Nosebleeds are classified according to where they originate. Those that begin in the lower portion of the septum are called anterior nosebleeds; this type is by far the most common and is easy to treat. First step: don’t panic! Sit up straight, lean forward slightly, and pinch your nostrils together using your thumb and index finger until the bleeding stops (5-10 minutes in most cases). Anterior nosebleeds rarely affect more than one nostril.

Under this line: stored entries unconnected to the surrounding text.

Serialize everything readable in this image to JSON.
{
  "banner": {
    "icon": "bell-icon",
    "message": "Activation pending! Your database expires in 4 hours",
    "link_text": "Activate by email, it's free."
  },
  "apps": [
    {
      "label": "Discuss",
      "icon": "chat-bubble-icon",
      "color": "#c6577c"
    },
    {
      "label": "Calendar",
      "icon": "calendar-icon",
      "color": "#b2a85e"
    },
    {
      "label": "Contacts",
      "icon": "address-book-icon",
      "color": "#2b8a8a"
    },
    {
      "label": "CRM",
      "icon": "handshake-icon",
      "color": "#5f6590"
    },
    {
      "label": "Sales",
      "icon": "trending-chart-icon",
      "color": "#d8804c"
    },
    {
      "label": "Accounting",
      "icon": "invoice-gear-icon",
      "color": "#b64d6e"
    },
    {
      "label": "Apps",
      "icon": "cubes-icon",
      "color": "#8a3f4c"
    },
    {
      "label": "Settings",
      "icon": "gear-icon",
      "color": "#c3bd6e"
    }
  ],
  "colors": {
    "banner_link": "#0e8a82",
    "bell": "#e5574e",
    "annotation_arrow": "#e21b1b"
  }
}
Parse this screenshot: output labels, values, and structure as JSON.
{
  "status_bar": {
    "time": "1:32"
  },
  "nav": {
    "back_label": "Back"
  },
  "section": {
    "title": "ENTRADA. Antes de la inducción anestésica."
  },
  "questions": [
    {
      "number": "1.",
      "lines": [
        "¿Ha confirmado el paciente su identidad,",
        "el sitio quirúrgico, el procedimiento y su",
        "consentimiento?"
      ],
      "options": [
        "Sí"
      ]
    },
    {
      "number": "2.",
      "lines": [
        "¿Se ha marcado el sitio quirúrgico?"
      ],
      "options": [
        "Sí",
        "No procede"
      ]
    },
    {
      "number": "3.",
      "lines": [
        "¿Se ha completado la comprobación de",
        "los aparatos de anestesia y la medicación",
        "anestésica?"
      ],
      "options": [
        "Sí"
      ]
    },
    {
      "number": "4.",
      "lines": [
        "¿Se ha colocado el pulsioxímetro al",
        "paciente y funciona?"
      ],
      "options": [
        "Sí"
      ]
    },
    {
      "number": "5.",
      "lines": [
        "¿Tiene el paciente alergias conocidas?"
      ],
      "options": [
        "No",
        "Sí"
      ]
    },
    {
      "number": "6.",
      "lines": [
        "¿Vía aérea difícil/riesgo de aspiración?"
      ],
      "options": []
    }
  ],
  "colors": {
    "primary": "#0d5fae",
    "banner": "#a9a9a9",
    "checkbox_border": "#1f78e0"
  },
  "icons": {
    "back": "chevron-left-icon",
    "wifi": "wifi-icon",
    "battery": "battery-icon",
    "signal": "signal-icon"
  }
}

Nosebleeds that begin high and deep within the nose and flow down the back of the mouth and throat are, first of all, gross. Secondly, they are rare. Known as posterior nosebleeds, these are considered a medical emergency and should be treated immediately. They are most common in the elderly, in people with high blood pressure, and those who have experienced trauma to the nose or face.
To reduce your risk of developing a nosebleed, your Goodyear ear, nose, and throat specialist has a few tips. Avoid vigorous nose blowing and do not insert objects into your nose, even if they are so tiny you just know they’ll fit but want to see for yourself. Overuse of nasal sprays can also cause nosebleeds, so go easy on the Afrin.
If you are especially prone to nosebleeds, try keeping your nasal lining moist by applying a thin coat of petroleum jelly several times a day. Use of a humidifier can help, especially in dry areas such as – you guessed it – Goodyear.
Recurrent nosebleeds should be checked out by an ENT doctor to rule out the possibility of a serious underlying condition.